Right to Lodge a Complaint: You may file a complaint with your local data protection authority if you believe we have violated GDPR.

11. CHILDREN'S PRIVACY

11.1 Age Restriction

The Site and Services are not intended for children under 13 years of age. We do not knowingly collect personal information from children under 13.

11.2 Youth Athletes (Ages 13-17)

For youth athletes ages 13-17 who use our Services:

  • Parental consent is required for consultations

  • Parents/guardians must provide information on behalf of minors

  • We collect only information necessary to provide Services

11.3 If We Discover Children's Information

If we learn that we have inadvertently collected personal information from a child under 13 without parental consent, we will delete that information immediately. If you believe we have collected information from a child under 13, contact us at hello@hockadayrx.com.
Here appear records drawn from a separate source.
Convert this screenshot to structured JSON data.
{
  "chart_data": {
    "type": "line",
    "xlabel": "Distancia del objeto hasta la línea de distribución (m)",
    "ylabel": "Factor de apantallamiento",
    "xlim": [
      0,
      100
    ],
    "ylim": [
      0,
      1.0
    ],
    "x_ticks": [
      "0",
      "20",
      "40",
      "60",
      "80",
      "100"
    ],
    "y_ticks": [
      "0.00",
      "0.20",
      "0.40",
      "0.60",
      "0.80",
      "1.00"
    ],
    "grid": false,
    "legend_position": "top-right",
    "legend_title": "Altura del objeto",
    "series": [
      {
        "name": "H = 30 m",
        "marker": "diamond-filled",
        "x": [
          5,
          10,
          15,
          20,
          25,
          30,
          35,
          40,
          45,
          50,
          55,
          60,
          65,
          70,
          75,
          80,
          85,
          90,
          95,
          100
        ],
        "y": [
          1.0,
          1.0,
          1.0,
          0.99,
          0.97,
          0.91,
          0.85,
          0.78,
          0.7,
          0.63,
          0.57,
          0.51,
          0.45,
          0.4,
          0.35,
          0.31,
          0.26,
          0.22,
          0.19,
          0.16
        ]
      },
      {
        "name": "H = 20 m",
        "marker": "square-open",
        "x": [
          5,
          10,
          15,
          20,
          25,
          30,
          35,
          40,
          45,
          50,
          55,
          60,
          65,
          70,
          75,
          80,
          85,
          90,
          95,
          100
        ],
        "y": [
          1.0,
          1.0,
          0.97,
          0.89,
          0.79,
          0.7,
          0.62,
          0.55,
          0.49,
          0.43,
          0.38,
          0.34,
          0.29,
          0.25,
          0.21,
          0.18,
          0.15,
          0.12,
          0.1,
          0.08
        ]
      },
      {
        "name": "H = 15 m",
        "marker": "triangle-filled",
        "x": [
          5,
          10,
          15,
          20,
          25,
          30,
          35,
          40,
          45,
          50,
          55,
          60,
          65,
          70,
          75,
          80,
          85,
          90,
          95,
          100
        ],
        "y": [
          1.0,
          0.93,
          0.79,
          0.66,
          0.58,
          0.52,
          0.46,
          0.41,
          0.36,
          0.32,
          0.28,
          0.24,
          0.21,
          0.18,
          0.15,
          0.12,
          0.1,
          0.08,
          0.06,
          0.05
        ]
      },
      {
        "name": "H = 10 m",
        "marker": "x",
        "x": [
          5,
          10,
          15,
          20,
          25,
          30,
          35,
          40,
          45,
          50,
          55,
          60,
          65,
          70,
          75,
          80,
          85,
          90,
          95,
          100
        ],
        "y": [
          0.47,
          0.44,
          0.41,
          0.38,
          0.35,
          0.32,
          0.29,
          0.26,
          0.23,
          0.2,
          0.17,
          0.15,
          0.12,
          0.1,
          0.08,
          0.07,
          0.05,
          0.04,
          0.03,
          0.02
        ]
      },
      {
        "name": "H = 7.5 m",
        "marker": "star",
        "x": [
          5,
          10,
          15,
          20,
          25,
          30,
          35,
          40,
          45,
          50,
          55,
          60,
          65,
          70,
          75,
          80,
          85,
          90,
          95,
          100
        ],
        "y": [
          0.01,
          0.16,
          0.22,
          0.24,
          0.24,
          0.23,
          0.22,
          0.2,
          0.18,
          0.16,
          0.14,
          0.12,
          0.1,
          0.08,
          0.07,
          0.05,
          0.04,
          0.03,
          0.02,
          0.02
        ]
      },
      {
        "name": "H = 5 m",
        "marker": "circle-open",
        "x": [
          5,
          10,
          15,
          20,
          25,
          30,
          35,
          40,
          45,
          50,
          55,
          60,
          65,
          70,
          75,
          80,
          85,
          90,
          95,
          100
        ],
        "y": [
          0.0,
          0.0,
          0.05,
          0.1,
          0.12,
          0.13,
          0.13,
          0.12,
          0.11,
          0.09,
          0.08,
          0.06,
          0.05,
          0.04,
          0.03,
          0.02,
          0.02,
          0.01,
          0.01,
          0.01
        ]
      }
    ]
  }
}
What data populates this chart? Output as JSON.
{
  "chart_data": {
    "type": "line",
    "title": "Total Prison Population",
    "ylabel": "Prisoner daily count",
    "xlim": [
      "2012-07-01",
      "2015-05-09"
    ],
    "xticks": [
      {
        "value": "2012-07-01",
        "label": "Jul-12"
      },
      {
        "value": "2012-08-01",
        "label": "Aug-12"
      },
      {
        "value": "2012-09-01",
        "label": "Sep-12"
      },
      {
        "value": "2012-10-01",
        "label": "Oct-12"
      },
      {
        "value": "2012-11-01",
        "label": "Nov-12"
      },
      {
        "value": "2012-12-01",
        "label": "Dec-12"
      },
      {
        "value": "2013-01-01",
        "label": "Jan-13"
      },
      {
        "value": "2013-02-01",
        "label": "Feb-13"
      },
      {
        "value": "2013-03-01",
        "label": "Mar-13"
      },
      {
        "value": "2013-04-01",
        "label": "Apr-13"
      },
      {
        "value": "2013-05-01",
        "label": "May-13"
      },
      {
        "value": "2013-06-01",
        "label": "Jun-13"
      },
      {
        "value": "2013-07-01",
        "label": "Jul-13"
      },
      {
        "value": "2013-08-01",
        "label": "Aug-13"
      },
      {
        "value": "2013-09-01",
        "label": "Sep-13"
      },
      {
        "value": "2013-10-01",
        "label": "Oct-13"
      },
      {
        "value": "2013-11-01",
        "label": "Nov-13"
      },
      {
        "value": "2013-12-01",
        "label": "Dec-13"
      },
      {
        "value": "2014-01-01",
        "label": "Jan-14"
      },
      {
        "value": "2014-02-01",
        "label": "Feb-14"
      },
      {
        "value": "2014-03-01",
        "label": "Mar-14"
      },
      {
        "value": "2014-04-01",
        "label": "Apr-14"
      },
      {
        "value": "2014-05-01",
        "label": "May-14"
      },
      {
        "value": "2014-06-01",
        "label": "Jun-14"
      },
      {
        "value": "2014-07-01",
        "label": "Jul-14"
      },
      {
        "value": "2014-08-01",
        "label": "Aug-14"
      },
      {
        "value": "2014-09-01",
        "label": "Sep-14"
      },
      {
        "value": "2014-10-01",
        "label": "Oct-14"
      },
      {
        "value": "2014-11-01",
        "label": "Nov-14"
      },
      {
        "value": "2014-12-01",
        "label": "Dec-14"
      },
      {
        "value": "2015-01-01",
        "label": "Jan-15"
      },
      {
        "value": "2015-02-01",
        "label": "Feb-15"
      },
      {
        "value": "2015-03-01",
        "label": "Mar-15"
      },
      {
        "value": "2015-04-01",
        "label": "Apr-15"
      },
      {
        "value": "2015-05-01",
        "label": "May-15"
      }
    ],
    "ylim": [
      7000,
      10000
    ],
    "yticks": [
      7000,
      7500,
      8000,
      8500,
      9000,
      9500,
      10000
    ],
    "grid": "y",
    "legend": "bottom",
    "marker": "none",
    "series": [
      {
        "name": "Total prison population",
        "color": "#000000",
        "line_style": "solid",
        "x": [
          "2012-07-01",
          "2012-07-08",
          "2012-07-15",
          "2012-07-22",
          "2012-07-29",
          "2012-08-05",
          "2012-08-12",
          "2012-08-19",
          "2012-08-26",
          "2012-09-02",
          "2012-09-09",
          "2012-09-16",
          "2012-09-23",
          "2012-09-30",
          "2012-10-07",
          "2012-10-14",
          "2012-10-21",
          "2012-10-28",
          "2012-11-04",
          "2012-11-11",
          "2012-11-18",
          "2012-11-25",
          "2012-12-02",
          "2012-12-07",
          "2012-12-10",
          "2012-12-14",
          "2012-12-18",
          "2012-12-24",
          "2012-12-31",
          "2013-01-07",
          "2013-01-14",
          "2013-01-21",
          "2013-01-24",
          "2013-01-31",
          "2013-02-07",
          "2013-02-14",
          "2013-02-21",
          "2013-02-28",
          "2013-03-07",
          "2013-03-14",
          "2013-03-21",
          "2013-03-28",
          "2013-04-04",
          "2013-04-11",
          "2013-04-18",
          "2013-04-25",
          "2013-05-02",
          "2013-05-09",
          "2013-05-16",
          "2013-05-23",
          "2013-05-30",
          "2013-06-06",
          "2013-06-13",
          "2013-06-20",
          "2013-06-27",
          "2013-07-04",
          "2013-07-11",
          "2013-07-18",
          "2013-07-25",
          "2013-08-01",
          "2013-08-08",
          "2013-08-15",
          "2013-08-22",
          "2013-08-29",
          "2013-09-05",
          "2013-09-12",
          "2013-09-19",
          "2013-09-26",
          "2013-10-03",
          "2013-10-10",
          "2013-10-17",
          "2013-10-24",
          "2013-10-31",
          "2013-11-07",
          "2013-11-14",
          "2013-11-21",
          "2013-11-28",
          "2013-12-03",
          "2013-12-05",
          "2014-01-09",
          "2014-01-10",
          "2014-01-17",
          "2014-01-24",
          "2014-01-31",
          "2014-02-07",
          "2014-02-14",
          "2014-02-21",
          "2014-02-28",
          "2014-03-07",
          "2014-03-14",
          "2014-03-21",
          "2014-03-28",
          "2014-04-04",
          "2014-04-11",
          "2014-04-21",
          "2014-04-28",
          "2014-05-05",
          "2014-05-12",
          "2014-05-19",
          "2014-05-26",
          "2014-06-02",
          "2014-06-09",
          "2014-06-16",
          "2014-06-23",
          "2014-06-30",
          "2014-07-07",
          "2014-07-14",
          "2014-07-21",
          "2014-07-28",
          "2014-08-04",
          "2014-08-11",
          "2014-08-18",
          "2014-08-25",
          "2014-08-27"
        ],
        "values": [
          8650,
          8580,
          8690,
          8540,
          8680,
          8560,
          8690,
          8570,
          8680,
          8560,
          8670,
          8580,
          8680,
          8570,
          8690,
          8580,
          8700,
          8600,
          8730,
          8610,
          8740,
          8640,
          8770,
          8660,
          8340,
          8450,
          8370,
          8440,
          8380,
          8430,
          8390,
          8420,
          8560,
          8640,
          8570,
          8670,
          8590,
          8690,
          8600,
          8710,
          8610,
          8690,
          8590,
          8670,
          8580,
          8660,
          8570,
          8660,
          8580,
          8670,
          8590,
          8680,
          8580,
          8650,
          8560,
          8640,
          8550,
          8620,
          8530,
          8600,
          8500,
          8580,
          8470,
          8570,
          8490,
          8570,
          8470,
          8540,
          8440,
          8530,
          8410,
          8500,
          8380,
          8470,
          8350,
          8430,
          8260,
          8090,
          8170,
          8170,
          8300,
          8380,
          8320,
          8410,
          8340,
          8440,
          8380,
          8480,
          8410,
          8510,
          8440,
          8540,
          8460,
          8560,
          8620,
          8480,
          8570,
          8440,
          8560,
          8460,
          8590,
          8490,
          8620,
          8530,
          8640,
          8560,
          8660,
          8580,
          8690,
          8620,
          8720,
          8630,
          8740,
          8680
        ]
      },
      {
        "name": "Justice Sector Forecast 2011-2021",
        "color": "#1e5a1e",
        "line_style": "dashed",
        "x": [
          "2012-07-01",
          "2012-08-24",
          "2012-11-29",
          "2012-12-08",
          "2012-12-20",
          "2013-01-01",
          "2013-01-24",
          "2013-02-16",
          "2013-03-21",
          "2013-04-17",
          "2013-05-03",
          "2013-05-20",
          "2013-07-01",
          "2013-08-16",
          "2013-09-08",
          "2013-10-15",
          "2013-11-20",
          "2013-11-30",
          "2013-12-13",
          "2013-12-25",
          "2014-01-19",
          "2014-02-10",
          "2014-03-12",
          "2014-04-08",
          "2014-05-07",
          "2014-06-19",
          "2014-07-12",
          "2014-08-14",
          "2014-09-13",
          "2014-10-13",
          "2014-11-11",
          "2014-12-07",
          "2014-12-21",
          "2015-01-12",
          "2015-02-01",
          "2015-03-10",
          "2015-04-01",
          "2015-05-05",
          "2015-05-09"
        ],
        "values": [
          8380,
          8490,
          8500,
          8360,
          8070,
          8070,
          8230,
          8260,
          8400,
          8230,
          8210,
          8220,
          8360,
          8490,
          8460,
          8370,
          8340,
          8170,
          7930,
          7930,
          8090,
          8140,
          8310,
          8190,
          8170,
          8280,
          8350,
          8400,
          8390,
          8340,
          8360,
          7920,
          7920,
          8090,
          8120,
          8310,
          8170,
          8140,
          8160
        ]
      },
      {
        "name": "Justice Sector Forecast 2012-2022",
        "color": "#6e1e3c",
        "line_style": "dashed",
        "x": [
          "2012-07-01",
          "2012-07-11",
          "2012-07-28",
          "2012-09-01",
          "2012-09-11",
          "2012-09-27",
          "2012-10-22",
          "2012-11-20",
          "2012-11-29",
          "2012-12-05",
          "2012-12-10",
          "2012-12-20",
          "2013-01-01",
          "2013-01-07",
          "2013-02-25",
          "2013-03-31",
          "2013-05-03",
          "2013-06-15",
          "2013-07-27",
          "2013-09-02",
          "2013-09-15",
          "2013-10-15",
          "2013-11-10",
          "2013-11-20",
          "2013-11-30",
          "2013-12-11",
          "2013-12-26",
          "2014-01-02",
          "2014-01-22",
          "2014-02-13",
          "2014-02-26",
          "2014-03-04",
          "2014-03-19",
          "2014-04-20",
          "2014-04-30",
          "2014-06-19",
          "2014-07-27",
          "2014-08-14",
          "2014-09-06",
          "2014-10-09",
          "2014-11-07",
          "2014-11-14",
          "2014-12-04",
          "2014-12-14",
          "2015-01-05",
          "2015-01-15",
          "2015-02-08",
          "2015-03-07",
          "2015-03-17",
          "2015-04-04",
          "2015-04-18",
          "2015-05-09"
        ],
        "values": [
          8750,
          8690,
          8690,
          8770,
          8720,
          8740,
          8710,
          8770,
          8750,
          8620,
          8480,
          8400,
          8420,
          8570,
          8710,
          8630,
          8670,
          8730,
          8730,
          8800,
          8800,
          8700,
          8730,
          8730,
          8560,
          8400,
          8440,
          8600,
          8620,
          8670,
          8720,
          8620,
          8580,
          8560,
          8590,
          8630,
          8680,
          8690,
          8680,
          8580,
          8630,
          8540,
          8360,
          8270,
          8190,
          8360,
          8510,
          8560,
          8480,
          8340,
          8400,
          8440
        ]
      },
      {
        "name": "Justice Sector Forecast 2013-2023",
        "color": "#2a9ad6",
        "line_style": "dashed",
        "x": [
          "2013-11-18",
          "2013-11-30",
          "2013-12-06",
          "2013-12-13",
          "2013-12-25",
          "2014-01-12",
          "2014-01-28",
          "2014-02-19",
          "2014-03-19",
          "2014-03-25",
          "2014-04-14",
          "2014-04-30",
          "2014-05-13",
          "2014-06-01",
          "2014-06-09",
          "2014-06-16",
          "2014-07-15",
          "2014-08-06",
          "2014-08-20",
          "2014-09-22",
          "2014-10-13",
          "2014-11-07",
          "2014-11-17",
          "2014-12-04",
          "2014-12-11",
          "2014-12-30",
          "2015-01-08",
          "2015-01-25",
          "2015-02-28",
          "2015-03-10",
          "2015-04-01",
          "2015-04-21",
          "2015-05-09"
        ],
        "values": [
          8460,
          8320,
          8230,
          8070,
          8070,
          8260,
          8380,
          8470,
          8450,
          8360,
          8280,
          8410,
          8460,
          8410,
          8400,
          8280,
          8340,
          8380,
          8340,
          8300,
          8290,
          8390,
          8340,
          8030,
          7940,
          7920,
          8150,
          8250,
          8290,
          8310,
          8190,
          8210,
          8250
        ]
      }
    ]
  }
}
12. INTERNATIONAL DATA TRANSFERS

Hockaday RX is based in the United States. If you access the Site from outside the U.S., your information may be transferred to, stored, and processed in the U.S., where data protection laws may differ from those in your country.

By using the Site or Services, you consent to the transfer of your information to the United States.

If you are located in the EEA, we rely on:

  • Your explicit consent

  • Standard contractual clauses approved by the European Commission

  • Other lawful transfer mechanisms under GDPR

13. CHANGES TO THIS PRIVACY POLICY

We may update this Privacy Policy from time to time to reflect changes in our practices, legal requirements, or business operations.

How we notify you:

  • Updated "Last Updated" date at the top of this policy

  • Prominent notice on the Site homepage

  • Email notification (for material changes affecting your rights)

Your continued use of the Site or Services after changes are posted constitutes acceptance of the updated Privacy Policy.

We encourage you to review this Privacy Policy periodically.

14. CONTACT US

If you have questions, concerns, or requests regarding this Privacy Policy or our data practices, please contact us:

Hockaday RX
Email: hello@hockadayrx.com

HIPAA Privacy Officer:
Brandon Hockaday, PharmD
Email: brandon@hockadayrx.com

Response Time: We will respond to privacy inquiries within 10 business days.

15. ACKNOWLEDGMENT

BY USING THIS SITE OR SERVICES, YOU ACKNOWLEDGE THAT:

✓ You have read and understood this Privacy Policy
✓ You consent to the collection, use, and disclosure of your information as described
✓ You understand how we protect your health information under HIPAA
✓ You understand your rights regarding your personal information
✓ You consent to data transfers to the United States (if accessing from outside the U.S.)